Roberge justifie le recours à la tutelle au CSSDM

«Ce n’est pas de gaieté de cœur qu’on doit mettre le Centre de services scolaire de Montréal sous tutelle», a déclaré le ministre Roberge.
Photo: Jacques Boissinot La Presse canadienne «Ce n’est pas de gaieté de cœur qu’on doit mettre le Centre de services scolaire de Montréal sous tutelle», a déclaré le ministre Roberge.

Le ministre de l’Éducation, Jean-François Roberge, estime que « le choix s’imposait d’y aller avec la tutelle pour six mois » au Centre de services scolaire de Montréal (CSSDM), citant des problèmes présents depuis « plusieurs années » dans l’organisation.

Invoquant d’« importantes lacunes » en matière de gouvernance, Québec avait annoncé, mercredi, la mise sous tutelle pour une durée de six mois du CSSDM, une durée qui pourrait être prolongée s’il le faut.

« Ce n’est pas de gaieté de cœur qu’on doit mettre le Centre de services scolaire de Montréal sous tutelle », a déclaré le ministre Roberge, alors qu’il annonçait des investissements dans les infrastructures scolaires, jeudi matin, à Boucherville. « Il y avait des [problèmes] de gouvernance qui dataient de plusieurs années, bien avant l’adoption de la loi 40 [qui a transformé les commissions scolaires en centres de services scolaires]. Il y avait eu des signes avant-coureurs », a-t-il expliqué.
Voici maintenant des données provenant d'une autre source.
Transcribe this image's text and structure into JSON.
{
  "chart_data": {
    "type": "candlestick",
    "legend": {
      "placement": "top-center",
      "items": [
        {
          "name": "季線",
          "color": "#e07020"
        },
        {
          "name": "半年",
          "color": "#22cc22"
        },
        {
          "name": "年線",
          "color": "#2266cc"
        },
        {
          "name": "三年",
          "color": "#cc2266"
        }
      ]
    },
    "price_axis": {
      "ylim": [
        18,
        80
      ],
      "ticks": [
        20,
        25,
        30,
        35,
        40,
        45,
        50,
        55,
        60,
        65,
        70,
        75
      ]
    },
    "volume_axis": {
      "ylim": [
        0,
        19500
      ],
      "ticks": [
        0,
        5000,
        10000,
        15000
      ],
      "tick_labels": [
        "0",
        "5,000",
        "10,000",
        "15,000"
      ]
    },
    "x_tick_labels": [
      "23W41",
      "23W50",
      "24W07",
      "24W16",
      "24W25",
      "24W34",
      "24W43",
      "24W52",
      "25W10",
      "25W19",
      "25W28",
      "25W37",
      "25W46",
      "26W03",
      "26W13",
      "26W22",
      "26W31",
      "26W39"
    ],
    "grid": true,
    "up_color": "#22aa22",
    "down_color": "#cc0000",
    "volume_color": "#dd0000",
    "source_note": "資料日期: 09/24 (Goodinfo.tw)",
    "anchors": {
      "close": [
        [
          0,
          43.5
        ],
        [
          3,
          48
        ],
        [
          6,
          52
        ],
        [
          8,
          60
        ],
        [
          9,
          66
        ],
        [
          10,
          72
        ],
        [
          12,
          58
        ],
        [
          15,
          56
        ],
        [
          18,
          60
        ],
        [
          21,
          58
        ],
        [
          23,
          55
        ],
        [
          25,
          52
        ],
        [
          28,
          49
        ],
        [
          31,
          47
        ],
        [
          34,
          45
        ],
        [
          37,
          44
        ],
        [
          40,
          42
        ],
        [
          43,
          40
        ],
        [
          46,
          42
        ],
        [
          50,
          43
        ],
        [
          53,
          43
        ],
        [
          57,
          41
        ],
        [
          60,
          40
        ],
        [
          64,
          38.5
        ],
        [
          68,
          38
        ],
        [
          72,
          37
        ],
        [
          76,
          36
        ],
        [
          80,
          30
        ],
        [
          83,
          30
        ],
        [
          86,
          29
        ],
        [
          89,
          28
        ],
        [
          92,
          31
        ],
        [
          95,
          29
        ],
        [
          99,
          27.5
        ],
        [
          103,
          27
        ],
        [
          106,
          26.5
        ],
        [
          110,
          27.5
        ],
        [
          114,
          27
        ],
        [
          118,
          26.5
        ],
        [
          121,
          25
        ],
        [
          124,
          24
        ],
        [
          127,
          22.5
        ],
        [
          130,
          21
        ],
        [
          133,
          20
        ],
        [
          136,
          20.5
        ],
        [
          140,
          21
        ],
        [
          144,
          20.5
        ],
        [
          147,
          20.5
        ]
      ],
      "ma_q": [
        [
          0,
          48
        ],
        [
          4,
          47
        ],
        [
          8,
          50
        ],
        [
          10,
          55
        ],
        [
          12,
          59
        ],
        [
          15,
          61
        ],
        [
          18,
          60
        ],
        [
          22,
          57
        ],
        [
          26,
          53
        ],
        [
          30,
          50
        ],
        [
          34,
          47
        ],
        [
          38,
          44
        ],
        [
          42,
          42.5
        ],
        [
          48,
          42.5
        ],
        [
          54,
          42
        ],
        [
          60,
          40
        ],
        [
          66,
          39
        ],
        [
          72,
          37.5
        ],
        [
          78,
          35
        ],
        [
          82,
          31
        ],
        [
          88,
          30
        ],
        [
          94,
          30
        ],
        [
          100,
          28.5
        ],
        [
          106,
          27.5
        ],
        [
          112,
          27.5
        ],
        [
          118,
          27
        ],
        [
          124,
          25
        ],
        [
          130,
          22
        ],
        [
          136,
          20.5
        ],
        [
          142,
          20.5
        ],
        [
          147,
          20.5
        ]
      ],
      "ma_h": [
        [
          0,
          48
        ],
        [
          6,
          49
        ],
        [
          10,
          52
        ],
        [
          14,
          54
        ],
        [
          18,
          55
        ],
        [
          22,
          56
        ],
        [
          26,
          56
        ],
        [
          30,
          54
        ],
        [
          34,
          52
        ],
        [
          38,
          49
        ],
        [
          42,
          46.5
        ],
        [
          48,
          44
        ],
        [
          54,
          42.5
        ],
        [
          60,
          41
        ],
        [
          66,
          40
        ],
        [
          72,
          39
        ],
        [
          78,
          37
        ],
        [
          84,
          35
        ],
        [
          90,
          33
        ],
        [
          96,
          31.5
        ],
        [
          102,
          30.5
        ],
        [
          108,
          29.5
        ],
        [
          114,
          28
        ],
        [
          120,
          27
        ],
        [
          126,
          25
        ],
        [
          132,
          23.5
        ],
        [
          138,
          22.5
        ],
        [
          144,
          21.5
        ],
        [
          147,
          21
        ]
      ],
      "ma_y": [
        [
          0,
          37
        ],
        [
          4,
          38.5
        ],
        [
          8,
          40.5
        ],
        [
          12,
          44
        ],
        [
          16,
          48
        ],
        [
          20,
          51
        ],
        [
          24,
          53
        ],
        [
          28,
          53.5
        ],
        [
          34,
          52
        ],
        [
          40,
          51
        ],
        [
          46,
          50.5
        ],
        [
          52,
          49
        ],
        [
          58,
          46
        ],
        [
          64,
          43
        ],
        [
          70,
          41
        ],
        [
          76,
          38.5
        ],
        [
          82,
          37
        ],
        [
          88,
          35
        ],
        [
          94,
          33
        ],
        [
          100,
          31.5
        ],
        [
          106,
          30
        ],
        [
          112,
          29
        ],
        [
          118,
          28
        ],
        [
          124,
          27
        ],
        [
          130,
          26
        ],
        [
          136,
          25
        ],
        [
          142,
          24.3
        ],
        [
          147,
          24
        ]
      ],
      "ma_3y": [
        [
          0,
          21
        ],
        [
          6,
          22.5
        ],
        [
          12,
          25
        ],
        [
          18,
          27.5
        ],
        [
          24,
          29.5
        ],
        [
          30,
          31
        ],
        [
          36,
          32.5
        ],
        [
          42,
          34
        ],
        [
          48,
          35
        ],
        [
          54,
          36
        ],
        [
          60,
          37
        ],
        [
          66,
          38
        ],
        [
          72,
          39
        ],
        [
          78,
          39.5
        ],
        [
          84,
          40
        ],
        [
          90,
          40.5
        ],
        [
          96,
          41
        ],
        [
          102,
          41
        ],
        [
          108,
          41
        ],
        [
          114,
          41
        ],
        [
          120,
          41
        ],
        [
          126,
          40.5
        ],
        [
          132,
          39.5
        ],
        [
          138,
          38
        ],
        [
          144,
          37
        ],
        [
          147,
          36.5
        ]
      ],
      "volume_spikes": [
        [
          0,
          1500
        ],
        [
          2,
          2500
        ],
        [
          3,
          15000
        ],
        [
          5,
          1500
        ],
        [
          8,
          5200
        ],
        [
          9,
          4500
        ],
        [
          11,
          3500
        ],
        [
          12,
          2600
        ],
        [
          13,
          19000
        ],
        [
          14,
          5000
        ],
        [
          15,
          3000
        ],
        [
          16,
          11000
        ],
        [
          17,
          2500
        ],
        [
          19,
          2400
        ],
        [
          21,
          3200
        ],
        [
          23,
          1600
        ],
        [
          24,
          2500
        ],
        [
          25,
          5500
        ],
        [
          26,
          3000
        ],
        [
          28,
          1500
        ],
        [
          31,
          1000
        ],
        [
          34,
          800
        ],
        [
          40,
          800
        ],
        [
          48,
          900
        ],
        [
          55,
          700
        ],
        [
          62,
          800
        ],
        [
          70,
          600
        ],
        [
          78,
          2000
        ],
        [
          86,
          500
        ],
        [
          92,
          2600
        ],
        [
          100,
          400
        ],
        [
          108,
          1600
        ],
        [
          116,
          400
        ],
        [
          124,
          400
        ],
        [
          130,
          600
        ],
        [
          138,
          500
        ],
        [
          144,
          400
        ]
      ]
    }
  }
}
« Ça fait quelques semaines, sinon quelques mois, qu’il n’y a plus quorum au conseil d’administration. Or, le conseil d’administration est extrêmement important dans la nouvelle gouvernance. On a des gens de la communauté, des gens du personnel des écoles et des parents. C’est le cœur même de la nouvelle gouvernance », a souligné M. Roberge.

N’ayant pas quorum, « on ne peut pas remplacer la direction générale, très importante aussi. Donc, pas de quorum, pas de direction générale. Il fallait faire quelque chose pour protéger les services aux élèves à la rentrée et c’est ma principale préoccupation », a martelé le ministre.

Ça fait quelques semaines, sinon quelques mois, qu’il n’y a plus quorum au conseil d’administration. Or, le conseil d’administration est extrêmement important dans la nouvelle gouvernance.

 

L’annonce en avait été faite en fin de journée mercredi par voie de communiqué. On y indiquait que la tutelle sera confiée à Jean-François Lachance, qui aura le mandat de redresser la situation, de mettre en place de meilleures pratiques et de « prendre les décisions administratives urgentes ».

Manquements recensés

En janvier dernier, Québec avait amorcé des vérifications auprès du CSSDM à la suite d’allégations « de graves manquements éthiques et déontologiques » au sein du conseil d’administration. Le ministère affirme avoir décelé d’importantes lacunes, notamment liées à la compréhension des rôles et des responsabilités des administrateurs, en plus d’un climat dysfonctionnel entre l’administration et le conseil d’administration. Des manquements ont également été observés sur le plan de la gestion administrative du centre de services scolaire.

Québec avait d’ailleurs fourni un accompagnement avec des mesures de surveillance en février dernier, mais le ministère affirme qu’en avril, le CSSDM se trouvait encore dans une impasse nécessitant l’intervention d’une tierce personne.

Jean-François Lachance devra aussi veiller au déroulement du processus visant à pourvoir les postes des membres parents au conseil d’administration du CSSDM et de son directeur général.

Québec injecte 2,1 milliards en infrastructures scolaires

Le ministre de l’Éducation, Jean-François Roberge, a dévoilé jeudi à Boucherville la ventilation des 2,1 milliards de dollars qui seront consacrés aux infrastructures scolaires dans le Plan québécois des infrastructures 2021-2022. Près de 885 millions iront à la construction de dix nouvelles écoles primaires, dont huit en Montérégie, et à l’agrandissement de dix autres écoles primaires à travers la province. Le ministre s’est toutefois défendu de privilégier la Montérégie, rappelant que la première année d’investissements avait surtout bénéficié à la région de Montréal, où « il y avait un grand rattrapage à faire », et que d’autres années avaient été plus avantageuses pour la couronne nord. Les écoles du reste du Québec ne seront pas privées d’argent pour autant puisque 1,2 milliard de dollars seront consacrés à la rénovation de centaines, sinon de milliers, d’écoles québécoises à travers la province, un parc immobilier dont l’entretien accuse un important retard.